Clüsener-Lager nach historischem Vorbild
Es geht voran: (v. l.) Brennerei-Chef Otto Clüsener und Manuel Jaruzel, Daniel Woratz sowie Sven Brinkmann vom Bielefelder Dachdeckerbetrieb Peter sind zufrieden, dass die schwierige Richtarbeit gelungen ist.

„Dabei wird nur Naturmaterial verwendet, das es bereits vor 100 Jahren gegeben hat“, betont der Bauherr. Seit er die Produktionsstätte edler Tropfen 1981 von seinem Vater übernommen hat, ist der Junior bestrebt, die Gebäude und die Inneneinrichtung in den historischen Zustand zurückzuversetzen. „Alle ein bis zwei Jahre führen wir eine Maßnahme durch“, sagt Otto Clüsener, der somit sein Motto „Die Zukunft der Tradition“ in die Tat umsetzt.

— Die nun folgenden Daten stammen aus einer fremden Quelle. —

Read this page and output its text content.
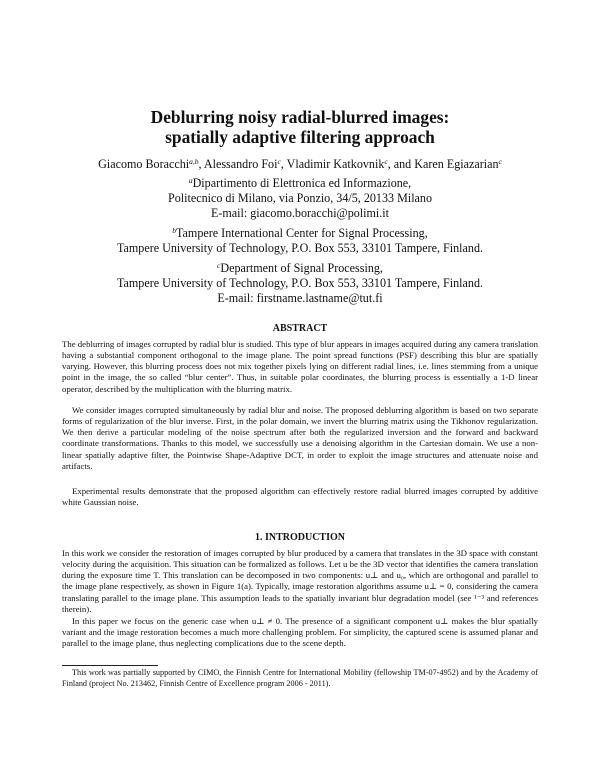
Deblurring noisy radial-blurred images:
spatially adaptive filtering approach
Giacomo Boracchi$^{a,b}$, Alessandro Foi$^c$, Vladimir Katkovnik$^c$, and Karen Egiazarian$^c$
$^a$Dipartimento di Elettronica ed Informazione,
Politecnico di Milano, via Ponzio, 34/5, 20133 Milano
E-mail: giacomo.boracchi@polimi.it
$^b$Tampere International Center for Signal Processing,
Tampere University of Technology, P.O. Box 553, 33101 Tampere, Finland.
$^c$Department of Signal Processing,
Tampere University of Technology, P.O. Box 553, 33101 Tampere, Finland.
E-mail: firstname.lastname@tut.fi
ABSTRACT

The deblurring of images corrupted by radial blur is studied. This type of blur appears in images acquired during any camera translation having a substantial component orthogonal to the image plane. The point spread functions (PSF) describing this blur are spatially varying. However, this blurring process does not mix together pixels lying on different radial lines, i.e. lines stemming from a unique point in the image, the so called “blur center”. Thus, in suitable polar coordinates, the blurring process is essentially a 1-D linear operator, described by the multiplication with the blurring matrix.

We consider images corrupted simultaneously by radial blur and noise. The proposed deblurring algorithm is based on two separate forms of regularization of the blur inverse. First, in the polar domain, we invert the blurring matrix using the Tikhonov regularization. We then derive a particular modeling of the noise spectrum after both the regularized inversion and the forward and backward coordinate transformations. Thanks to this model, we successfully use a denoising algorithm in the Cartesian domain. We use a non-linear spatially adaptive filter, the Pointwise Shape-Adaptive DCT, in order to exploit the image structures and attenuate noise and artifacts.

Experimental results demonstrate that the proposed algorithm can effectively restore radial blurred images corrupted by additive white Gaussian noise.

1. INTRODUCTION

In this work we consider the restoration of images corrupted by blur produced by a camera that translates in the 3D space with constant velocity during the acquisition. This situation can be formalized as follows. Let u be the 3D vector that identifies the camera translation during the exposure time T. This translation can be decomposed in two components: u⊥ and u₀, which are orthogonal and parallel to the image plane respectively, as shown in Figure 1(a). Typically, image restoration algorithms assume u⊥ = 0, considering the camera translating parallel to the image plane. This assumption leads to the spatially invariant blur degradation model (see ¹⁻³ and references therein).

In this paper we focus on the generic case when u⊥ ≠ 0. The presence of a significant component u⊥ makes the blur spatially variant and the image restoration becomes a much more challenging problem. For simplicity, the captured scene is assumed planar and parallel to the image plane, thus neglecting complications due to the scene depth.

This work was partially supported by CIMO, the Finnish Centre for International Mobility (fellowship TM-07-4952) and by the Academy of Finland (project No. 213462, Finnish Centre of Excellence program 2006 - 2011).
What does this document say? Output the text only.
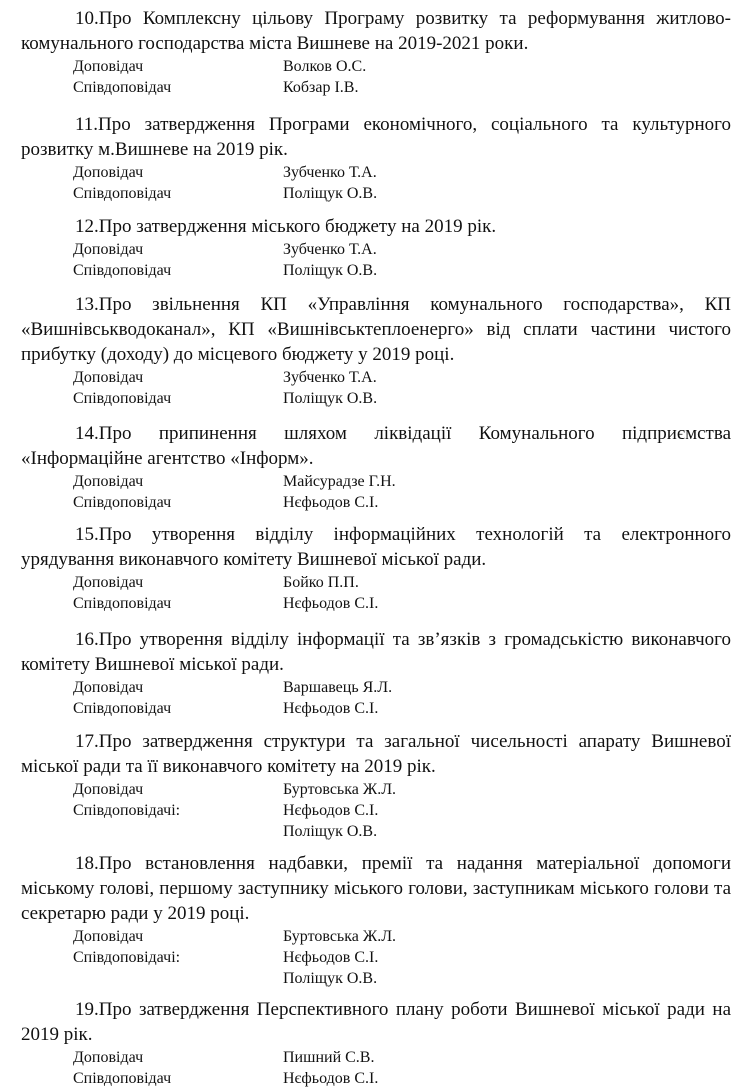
10.Про Комплексну цільову Програму розвитку та реформування житлово-комунального господарства міста Вишневе на 2019-2021 роки.

Доповідач	Волков О.С.
Співдоповідач	Кобзар І.В.

11.Про затвердження Програми економічного, соціального та культурного розвитку м.Вишневе на 2019 рік.

Доповідач	Зубченко Т.А.
Співдоповідач	Поліщук О.В.

12.Про затвердження міського бюджету на 2019 рік.

Доповідач	Зубченко Т.А.
Співдоповідач	Поліщук О.В.

13.Про звільнення КП «Управління комунального господарства», КП «Вишнівськводоканал», КП «Вишнівськтеплоенерго» від сплати частини чистого прибутку (доходу) до місцевого бюджету у 2019 році.

Доповідач	Зубченко Т.А.
Співдоповідач	Поліщук О.В.

14.Про припинення шляхом ліквідації Комунального підприємства «Інформаційне агентство «Інформ».

Доповідач	Майсурадзе Г.Н.
Співдоповідач	Нєфьодов С.І.

15.Про утворення відділу інформаційних технологій та електронного урядування виконавчого комітету Вишневої міської ради.

Доповідач	Бойко П.П.
Співдоповідач	Нєфьодов С.І.

16.Про утворення відділу інформації та зв’язків з громадськістю виконавчого комітету Вишневої міської ради.

Доповідач	Варшавець Я.Л.
Співдоповідач	Нєфьодов С.І.

17.Про затвердження структури та загальної чисельності апарату Вишневої міської ради та її виконавчого комітету на 2019 рік.

Доповідач	Буртовська Ж.Л.
Співдоповідачі:	Нєфьодов С.І.
Поліщук О.В.

18.Про встановлення надбавки, премії та надання матеріальної допомоги міському голові, першому заступнику міського голови, заступникам міського голови та секретарю ради у 2019 році.

Доповідач	Буртовська Ж.Л.
Співдоповідачі:	Нєфьодов С.І.
Поліщук О.В.

19.Про затвердження Перспективного плану роботи Вишневої міської ради на 2019 рік.

Доповідач	Пишний С.В.
Співдоповідач	Нєфьодов С.І.
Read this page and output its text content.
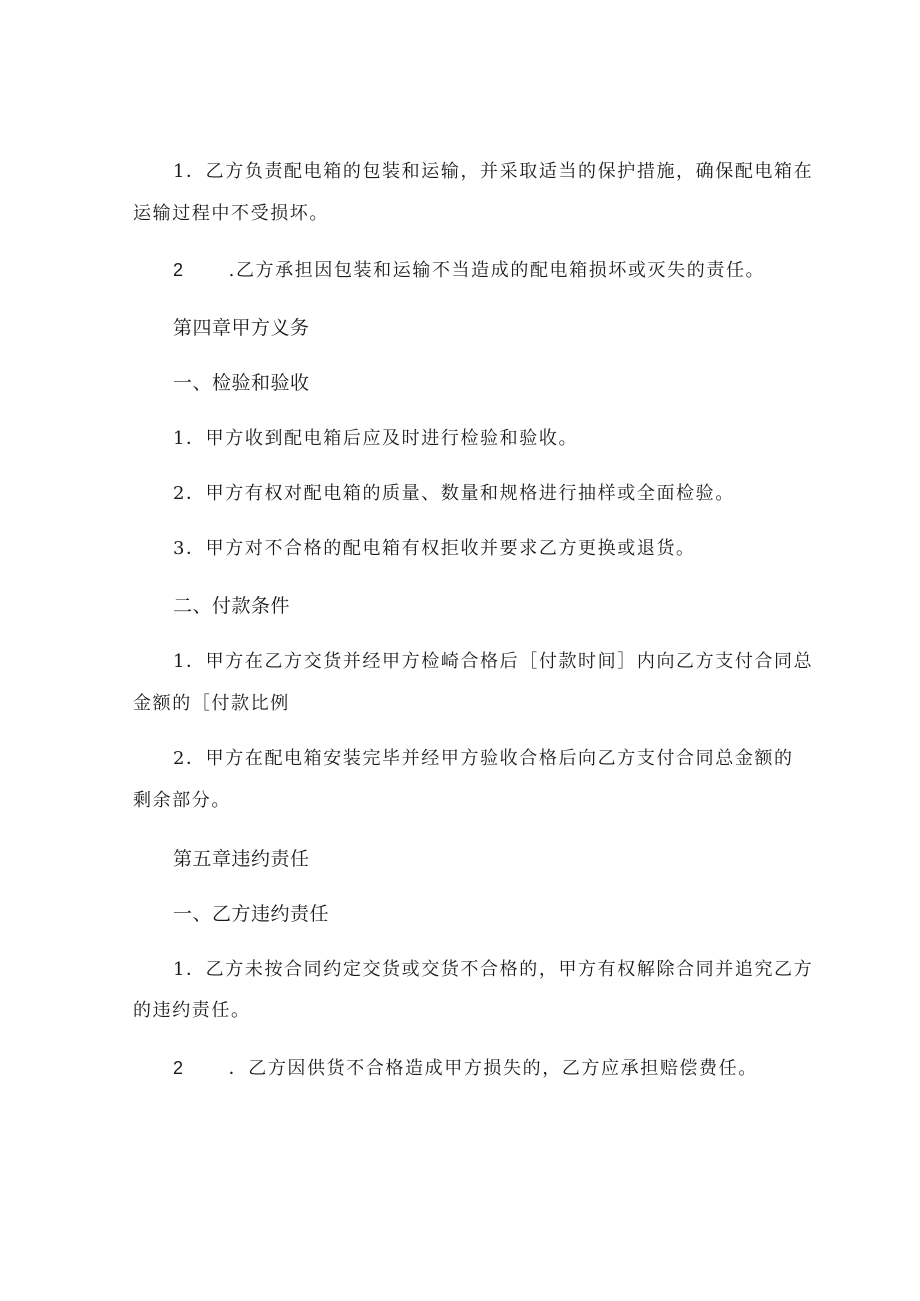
1．乙方负责配电箱的包装和运输，并采取适当的保护措施，确保配电箱在
运输过程中不受损坏。
2 .乙方承担因包装和运输不当造成的配电箱损坏或灭失的责任。
第四章甲方义务
一、检验和验收
1．甲方收到配电箱后应及时进行检验和验收。
2．甲方有权对配电箱的质量、数量和规格进行抽样或全面检验。
3．甲方对不合格的配电箱有权拒收并要求乙方更换或退货。
二、付款条件
1．甲方在乙方交货并经甲方检崎合格后［付款时间］内向乙方支付合同总
金额的［付款比例
2．甲方在配电箱安装完毕并经甲方验收合格后向乙方支付合同总金额的
剩余部分。
第五章违约责任
一、乙方违约责任
1．乙方未按合同约定交货或交货不合格的，甲方有权解除合同并追究乙方
的违约责任。
2 ．乙方因供货不合格造成甲方损失的，乙方应承担赔偿费任。
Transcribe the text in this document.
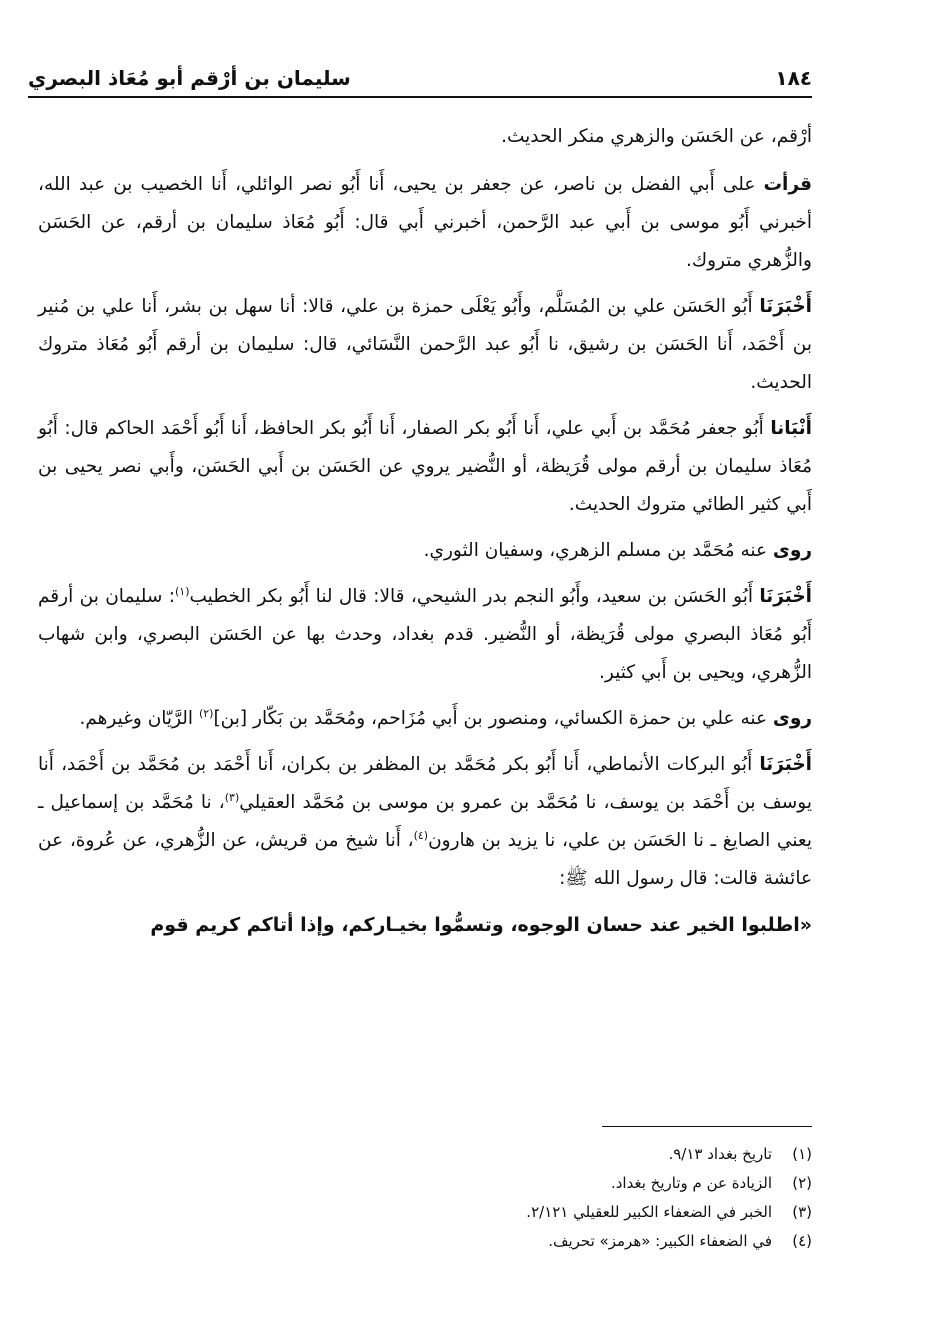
١٨٤
سليمان بن أرْقم أبو مُعَاذ البصري

أرْقم، عن الحَسَن والزهري منكر الحديث.

قرأت على أَبي الفضل بن ناصر، عن جعفر بن يحيى، أَنا أَبُو نصر الوائلي، أَنا الخصيب بن عبد الله، أخبرني أَبُو موسى بن أَبي عبد الرَّحمن، أخبرني أَبي قال: أَبُو مُعَاذ سليمان بن أرقم، عن الحَسَن والزُّهري متروك.

أَخْبَرَنَا أَبُو الحَسَن علي بن المُسَلَّم، وأَبُو يَعْلَى حمزة بن علي، قالا: أنا سهل بن بشر، أَنا علي بن مُنير بن أَحْمَد، أَنا الحَسَن بن رشيق، نا أَبُو عبد الرَّحمن النَّسَائي، قال: سليمان بن أرقم أَبُو مُعَاذ متروك الحديث.

أَنْبَانا أَبُو جعفر مُحَمَّد بن أَبي علي، أَنا أَبُو بكر الصفار، أَنا أَبُو بكر الحافظ، أَنا أَبُو أَحْمَد الحاكم قال: أَبُو مُعَاذ سليمان بن أرقم مولى قُرَيظة، أو النُّضير يروي عن الحَسَن بن أَبي الحَسَن، وأَبي نصر يحيى بن أَبي كثير الطائي متروك الحديث.

روى عنه مُحَمَّد بن مسلم الزهري، وسفيان الثوري.

أَخْبَرَنَا أَبُو الحَسَن بن سعيد، وأَبُو النجم بدر الشيحي، قالا: قال لنا أَبُو بكر الخطيب$^{(١)}$: سليمان بن أرقم أَبُو مُعَاذ البصري مولى قُرَيظة، أو النُّضير. قدم بغداد، وحدث بها عن الحَسَن البصري، وابن شهاب الزُّهري، ويحيى بن أَبي كثير.

روى عنه علي بن حمزة الكسائي، ومنصور بن أَبي مُزَاحم، ومُحَمَّد بن بَكّار [بن]$^{(٢)}$ الرَّيّان وغيرهم.

أَخْبَرَنَا أَبُو البركات الأنماطي، أَنا أَبُو بكر مُحَمَّد بن المظفر بن بكران، أَنا أَحْمَد بن مُحَمَّد بن أَحْمَد، أَنا يوسف بن أَحْمَد بن يوسف، نا مُحَمَّد بن عمرو بن موسى بن مُحَمَّد العقيلي$^{(٣)}$، نا مُحَمَّد بن إسماعيل ـ يعني الصايغ ـ نا الحَسَن بن علي، نا يزيد بن هارون$^{(٤)}$، أَنا شيخ من قريش، عن الزُّهري، عن عُروة، عن عائشة قالت: قال رسول الله ﷺ:

«اطلبوا الخير عند حسان الوجوه، وتسمُّوا بخيـاركم، وإذا أتاكم كريم قوم

(١)
تاريخ بغداد ٩/١٣.
(٢)
الزيادة عن م وتاريخ بغداد.
(٣)
الخبر في الضعفاء الكبير للعقيلي ٢/١٢١.
(٤)
في الضعفاء الكبير: «هرمز» تحريف.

Wie die historische Krananlage mit Flaschenzug in der Turm-Lagerhalle. „Damit meine Enkel erfahren, wie man früher Fässer gehoben hat“, erklärt der Chef und begrüßt zum Dienstbeginn seinen Abfüll- und Lagermeister Alfred Hönisch, der bereits für den Großvater die richtigen Mischungen gefunden hat.

 

Neubau aus Naturmaterialien

Bei seinen Projekten überlässt Otto Clüsener nichts dem Zufall und nimmt die Planungen selbst in die Hand, um sie sodann mit Fachleuten zu erörtern. Im Fall des neuen Lagergebäudes, für das ein altes Zoll-Lager weichen musste, mit dem Ingenieurbüro Laskowski aus Bielefeld. Steine, Beton und Holz – etwas anderes kommt für den Brennereifachmann in vierter Generation für den Neubau nicht infrage. Und Clüsener legt Wert auf Details sowie die Herkunft der Materialien. So stammten die restaurierten gusseisernen Fenster aus der ehemaligen Gütersloher Brennerei Niemöller. Für die Fensterbänke werde original Teutoburger Sandstein verwendet, erklärt der Bauherr, dessen Liebe zur Hansestadt Hamburg dem acht Meter hohen Lager ebenfalls zugute kommt.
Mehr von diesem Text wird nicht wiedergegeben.